Torres did it while playing very good defense at second base, which was supposed to be his new long-term home after a horrible 2021 at shortstop. In 2022, Gleyber had an impressive nine Defensive Runs Saved (DRS) in 1,082.2 innings at the keystone, and at least an acceptable zero Outs Above Average (OAA). He looked much better than anticipated at second last year, a stark contrast to what he did at the other side of the base for much of his career.

This year, however, Gleyber has regressed with the glove. With the bat, he seems to have settled as a 110-120 wRC+ type of hitter, but his defense has taken a major step back.

For starters, Torres is last in Baseball Prospectus’ Deserved Runs Prevented (DRP) among second baseman, at -2.3.

Since this stat may be unfamiliar to some, here the definition of DRP, from BP itself:

“DRP collects and sums the various ways that a defender can impact a play. This equation is generally dominated by the player’s range (RDA, or Range Defense Added), outfield assists (OFA), the rate at which defenders prevent baserunners from advancing (BRR_ARM), and the collected contributions of catcher defense (CDA, or Catcher Defense Added).”

This development is particularly worrisome because the next-worst defensive second baseman after Gleyber, Atlanta’s Ozzie Albies, is at -1.5. Here is the “leaderboard,” sorted by worst DRP:

Baseball Prospectus

Torres has been beyond bad, according to BP. The more conventional fielding metrics support that thesis, as he has a -2 DRS and a -2 OAA this year after the aforementioned 9 and 0 marks last year, respectively. This seems to go beyond him disconnecting from time to time like it happened recently against Boston, when the mental miscue shown in the video a little ways above dramatically decreased the Yankees’ win probability. This seems like a real problem.

It makes one think whether Gleyber’s good offense is worth his mediocre defense. This might seem like an overreaction by some, but it’s a legitimate question for one to make.

This particular play, for example, shows one of two things: a lack of fundamentals, or a lack of effort and focus by virtue of the big deficit. Frankly, it’s unclear which one is worse. Torres lacked the awareness to understand who the runner was (Triston Casas) and that he had ample time to set his feet and make a quality throw.

Torres is a quality player, but his defense has become a problem again and that’s not ideal. The Yankees have plenty of arms inducing a lot of groundballs and it would be fine if they had 2022 Torres at second base.

The general understanding around the league is that the Yankees may very well trade one of Torres or Peraza, although they could theoretically co-exist in an infield.

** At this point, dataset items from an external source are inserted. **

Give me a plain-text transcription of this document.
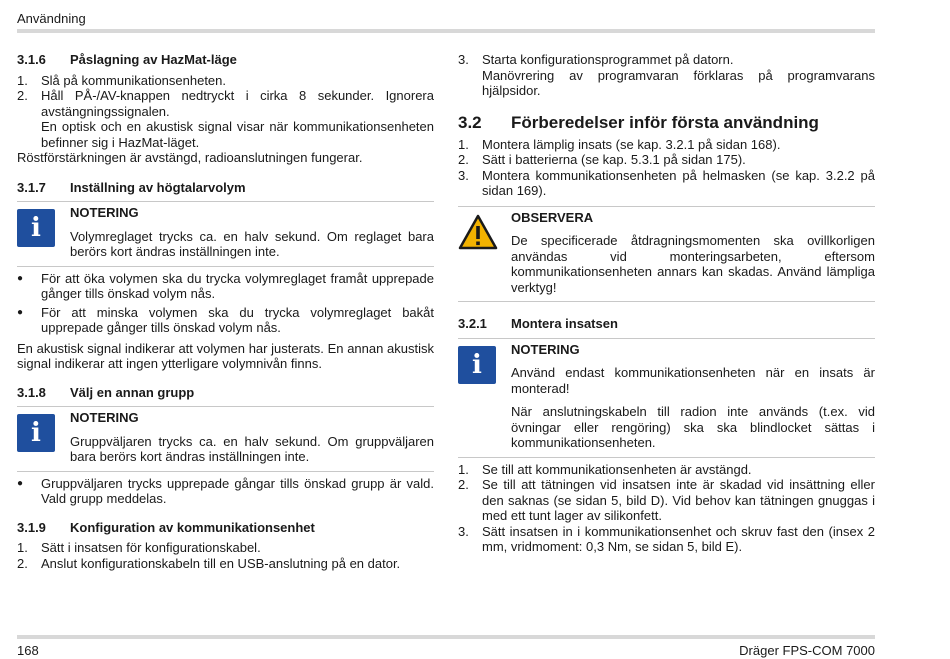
Användning
3.1.6	Påslagning av HazMat-läge
1.	Slå på kommunikationsenheten.
2.	Håll PÅ-/AV-knappen nedtryckt i cirka 8 sekunder. Ignorera avstängningssignalen.
En optisk och en akustisk signal visar när kommunikationsenheten befinner sig i HazMat-läget.
Röstförstärkningen är avstängd, radioanslutningen fungerar.
3.1.7	Inställning av högtalarvolym
i
NOTERING

Volymreglaget trycks ca. en halv sekund. Om reglaget bara berörs kort ändras inställningen inte.

●	För att öka volymen ska du trycka volymreglaget framåt upprepade gånger tills önskad volym nås.
●	För att minska volymen ska du trycka volymreglaget bakåt upprepade gånger tills önskad volym nås.
En akustisk signal indikerar att volymen har justerats. En annan akustisk signal indikerar att ingen ytterligare volymnivån finns.
3.1.8	Välj en annan grupp
i
NOTERING

Gruppväljaren trycks ca. en halv sekund. Om gruppväljaren bara berörs kort ändras inställningen inte.

●	Gruppväljaren trycks upprepade gångar tills önskad grupp är vald. Vald grupp meddelas.
3.1.9	Konfiguration av kommunikationsenhet
1.	Sätt i insatsen för konfigurationskabel.
2.	Anslut konfigurationskabeln till en USB-anslutning på en dator.
3.	Starta konfigurationsprogrammet på datorn.
Manövrering av programvaran förklaras på programvarans hjälpsidor.
3.2	Förberedelser inför första användning
1.	Montera lämplig insats (se kap. 3.2.1 på sidan 168).
2.	Sätt i batterierna (se kap. 5.3.1 på sidan 175).
3.	Montera kommunikationsenheten på helmasken (se kap. 3.2.2 på sidan 169).
OBSERVERA

De specificerade åtdragningsmomenten ska ovillkorligen användas vid monteringsarbeten, eftersom kommunikationsenheten annars kan skadas. Använd lämpliga verktyg!

3.2.1	Montera insatsen
i
NOTERING

Använd endast kommunikationsenheten när en insats är monterad!

När anslutningskabeln till radion inte används (t.ex. vid övningar eller rengöring) ska ska blindlocket sättas i kommunikationsenheten.

1.	Se till att kommunikationsenheten är avstängd.
2.	Se till att tätningen vid insatsen inte är skadad vid insättning eller den saknas (se sidan 5, bild D). Vid behov kan tätningen gnuggas i med ett tunt lager av silikonfett.
3.	Sätt insatsen in i kommunikationsenhet och skruv fast den (insex 2 mm, vridmoment: 0,3 Nm, se sidan 5, bild E).
168	Dräger FPS-COM 7000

If defense is factored in the decision—and it should—the difference between the two is considerable. The same happens with youth and service time.

The problem, for the Yankees, is that other teams don’t appear to value Torres or Peraza like they do; otherwise, one of them would probably have been traded by now. We will have to keep waiting for the pieces to fall in their respective places but for now, it’s fair to say that Torres’ defense has regressed and that might have teams all around the league worried—not just the Yanks.